The reasoning was sound enough. Nevertheless, the move turned out unfortunate. In that relaxation of moral fibre, which is brought about by the ease of soothed vanity, Lieut. Feraud had condescended in the secret of his heart to review the case, and even had come to doubt not the justice of his cause, but the absolute sagacity of his conduct. This being so, he was disinclined to talk about it. The suggestion of the regimental wise men put him in a difficult position. He was disgusted at it, and this disgust, by a paradoxical logic, reawakened his animosity against Lieut. D'Hubert. Was he to be pestered with this fellow for ever - the fellow who had an infernal knack of getting round people somehow? And yet it was difficult to refuse point blank that mediation sanctioned by the code of honour.

He met the difficulty by an attitude of grim reserve. He twisted his moustache and used vague words. His case was perfectly clear. He was not ashamed to state it before a proper Court of Honour, neither was he afraid to defend it on the ground. He did not see any reason to jump at the suggestion before ascertaining how his adversary was likely to take it.

Later in the day, his exasperation growing upon him, he was heard in a public place saying sardonically, "that it would be the very luckiest thing for Lieut. D'Hubert, because the next time of meeting he need not hope to get off with the mere trifle of three weeks in bed."

This boastful phrase might have been prompted by the most profound Machiavellism. Southern natures often hide, under the outward impulsiveness of action and speech, a certain amount of astuteness.

Lieut. Feraud, mistrusting the justice of men, by no means desired a Court of Honour; and the above words, according so well with his temperament, had also the merit of serving his turn. Whether meant so or not, they found their way in less than four-and-twenty hours into Lieut. D'Hubert's bedroom. In consequence Lieut. D'Hubert, sitting propped up with pillows, received the overtures made to him next day by the statement that the affair was of a nature which could not bear discussion.

The pale face of the wounded officer, his weak voice which he had yet to use cautiously, and the courteous dignity of his tone had a great effect on his hearers. Reported outside all this did more for deepening the mystery than the vapourings of Lieut. Feraud. This last was greatly relieved at the issue. He began to enjoy the state of general wonder, and was pleased to add to it by assuming an attitude of fierce discretion.

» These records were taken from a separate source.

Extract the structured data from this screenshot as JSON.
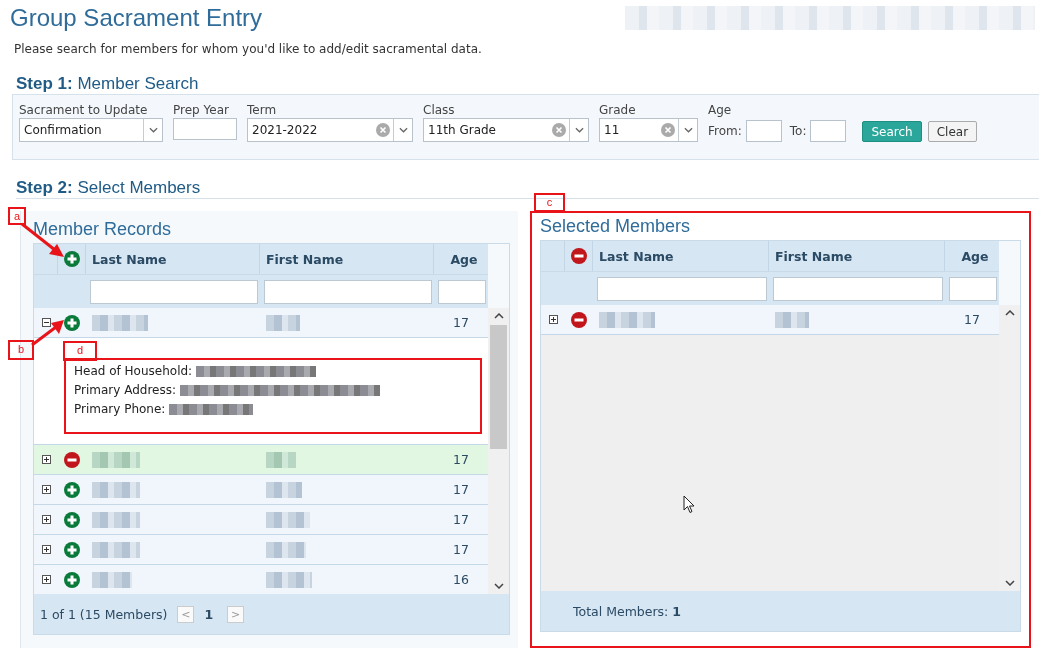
{
  "title": "Group Sacrament Entry",
  "intro": "Please search for members for whom you'd like to add/edit sacramental data.",
  "step1": {
    "heading": "**Step 1:** Member Search",
    "fields": [
      {
        "kind": "select",
        "label": "Sacrament to Update",
        "value": "Confirmation"
      },
      {
        "kind": "text",
        "label": "Prep Year"
      },
      {
        "kind": "combo",
        "label": "Term",
        "value": "2021-2022"
      },
      {
        "kind": "combo",
        "label": "Class",
        "value": "11th Grade"
      },
      {
        "kind": "combo",
        "label": "Grade",
        "value": "11"
      },
      {
        "kind": "range",
        "label": "Age",
        "from_label": "From:",
        "to_label": "To:"
      }
    ],
    "buttons": [
      {
        "kind": "primary",
        "label": "Search"
      },
      {
        "kind": "secondary",
        "label": "Clear"
      }
    ]
  },
  "step2": {
    "heading": "**Step 2:** Select Members"
  },
  "member_records": {
    "title": "Member Records",
    "header_remove": false,
    "columns": [
      "Last Name",
      "First Name",
      "Age"
    ],
    "rows": [
      {
        "expanded": true,
        "added": false,
        "highlighted": false,
        "age": "17",
        "details": [
          {
            "label": "Head of Household:"
          },
          {
            "label": "Primary Address:"
          },
          {
            "label": "Primary Phone:"
          }
        ]
      },
      {
        "expanded": false,
        "added": true,
        "highlighted": true,
        "age": "17"
      },
      {
        "expanded": false,
        "added": false,
        "highlighted": false,
        "age": "17"
      },
      {
        "expanded": false,
        "added": false,
        "highlighted": false,
        "age": "17"
      },
      {
        "expanded": false,
        "added": false,
        "highlighted": false,
        "age": "17"
      },
      {
        "expanded": false,
        "added": false,
        "highlighted": false,
        "age": "16"
      }
    ],
    "pager": {
      "summary": "1 of 1 (15 Members)",
      "prev": "<",
      "page": "1",
      "next": ">"
    }
  },
  "selected_members": {
    "title": "Selected Members",
    "header_remove": true,
    "columns": [
      "Last Name",
      "First Name",
      "Age"
    ],
    "rows": [
      {
        "expanded": false,
        "added": true,
        "highlighted": false,
        "age": "17"
      }
    ],
    "footer": "Total Members: **1**"
  },
  "annotations": [
    {
      "label": "a"
    },
    {
      "label": "b"
    },
    {
      "label": "c"
    },
    {
      "label": "d"
    }
  ]
}
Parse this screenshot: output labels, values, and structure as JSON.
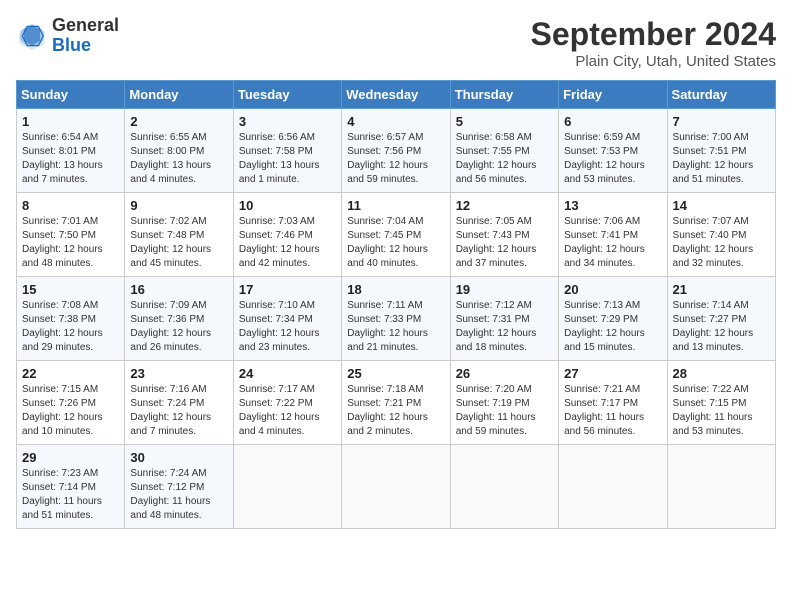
{
  "header": {
    "logo_general": "General",
    "logo_blue": "Blue",
    "month_title": "September 2024",
    "location": "Plain City, Utah, United States"
  },
  "days_of_week": [
    "Sunday",
    "Monday",
    "Tuesday",
    "Wednesday",
    "Thursday",
    "Friday",
    "Saturday"
  ],
  "weeks": [
    [
      {
        "day": "1",
        "sunrise": "6:54 AM",
        "sunset": "8:01 PM",
        "daylight": "13 hours and 7 minutes."
      },
      {
        "day": "2",
        "sunrise": "6:55 AM",
        "sunset": "8:00 PM",
        "daylight": "13 hours and 4 minutes."
      },
      {
        "day": "3",
        "sunrise": "6:56 AM",
        "sunset": "7:58 PM",
        "daylight": "13 hours and 1 minute."
      },
      {
        "day": "4",
        "sunrise": "6:57 AM",
        "sunset": "7:56 PM",
        "daylight": "12 hours and 59 minutes."
      },
      {
        "day": "5",
        "sunrise": "6:58 AM",
        "sunset": "7:55 PM",
        "daylight": "12 hours and 56 minutes."
      },
      {
        "day": "6",
        "sunrise": "6:59 AM",
        "sunset": "7:53 PM",
        "daylight": "12 hours and 53 minutes."
      },
      {
        "day": "7",
        "sunrise": "7:00 AM",
        "sunset": "7:51 PM",
        "daylight": "12 hours and 51 minutes."
      }
    ],
    [
      {
        "day": "8",
        "sunrise": "7:01 AM",
        "sunset": "7:50 PM",
        "daylight": "12 hours and 48 minutes."
      },
      {
        "day": "9",
        "sunrise": "7:02 AM",
        "sunset": "7:48 PM",
        "daylight": "12 hours and 45 minutes."
      },
      {
        "day": "10",
        "sunrise": "7:03 AM",
        "sunset": "7:46 PM",
        "daylight": "12 hours and 42 minutes."
      },
      {
        "day": "11",
        "sunrise": "7:04 AM",
        "sunset": "7:45 PM",
        "daylight": "12 hours and 40 minutes."
      },
      {
        "day": "12",
        "sunrise": "7:05 AM",
        "sunset": "7:43 PM",
        "daylight": "12 hours and 37 minutes."
      },
      {
        "day": "13",
        "sunrise": "7:06 AM",
        "sunset": "7:41 PM",
        "daylight": "12 hours and 34 minutes."
      },
      {
        "day": "14",
        "sunrise": "7:07 AM",
        "sunset": "7:40 PM",
        "daylight": "12 hours and 32 minutes."
      }
    ],
    [
      {
        "day": "15",
        "sunrise": "7:08 AM",
        "sunset": "7:38 PM",
        "daylight": "12 hours and 29 minutes."
      },
      {
        "day": "16",
        "sunrise": "7:09 AM",
        "sunset": "7:36 PM",
        "daylight": "12 hours and 26 minutes."
      },
      {
        "day": "17",
        "sunrise": "7:10 AM",
        "sunset": "7:34 PM",
        "daylight": "12 hours and 23 minutes."
      },
      {
        "day": "18",
        "sunrise": "7:11 AM",
        "sunset": "7:33 PM",
        "daylight": "12 hours and 21 minutes."
      },
      {
        "day": "19",
        "sunrise": "7:12 AM",
        "sunset": "7:31 PM",
        "daylight": "12 hours and 18 minutes."
      },
      {
        "day": "20",
        "sunrise": "7:13 AM",
        "sunset": "7:29 PM",
        "daylight": "12 hours and 15 minutes."
      },
      {
        "day": "21",
        "sunrise": "7:14 AM",
        "sunset": "7:27 PM",
        "daylight": "12 hours and 13 minutes."
      }
    ],
    [
      {
        "day": "22",
        "sunrise": "7:15 AM",
        "sunset": "7:26 PM",
        "daylight": "12 hours and 10 minutes."
      },
      {
        "day": "23",
        "sunrise": "7:16 AM",
        "sunset": "7:24 PM",
        "daylight": "12 hours and 7 minutes."
      },
      {
        "day": "24",
        "sunrise": "7:17 AM",
        "sunset": "7:22 PM",
        "daylight": "12 hours and 4 minutes."
      },
      {
        "day": "25",
        "sunrise": "7:18 AM",
        "sunset": "7:21 PM",
        "daylight": "12 hours and 2 minutes."
      },
      {
        "day": "26",
        "sunrise": "7:20 AM",
        "sunset": "7:19 PM",
        "daylight": "11 hours and 59 minutes."
      },
      {
        "day": "27",
        "sunrise": "7:21 AM",
        "sunset": "7:17 PM",
        "daylight": "11 hours and 56 minutes."
      },
      {
        "day": "28",
        "sunrise": "7:22 AM",
        "sunset": "7:15 PM",
        "daylight": "11 hours and 53 minutes."
      }
    ],
    [
      {
        "day": "29",
        "sunrise": "7:23 AM",
        "sunset": "7:14 PM",
        "daylight": "11 hours and 51 minutes."
      },
      {
        "day": "30",
        "sunrise": "7:24 AM",
        "sunset": "7:12 PM",
        "daylight": "11 hours and 48 minutes."
      },
      null,
      null,
      null,
      null,
      null
    ]
  ]
}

The colonel of Lieut. D'Hubert's regiment was a grey-haired, weather-beaten warrior, who took a simple view of his responsibilities. "I can't," he said to himself, "let the best of my subalterns get damaged like this for nothing. I must get to the bottom of this affair privately. He must speak out if the devil were in it. The colonel should be more than a father to these youngsters." And indeed he loved all his men with as much affection as a father of a large family can feel for every individual member of it. If human beings by an oversight of Providence came into the world as mere civilians, they were born again into a regiment as infants are born into a family, and it was that military birth alone which counted.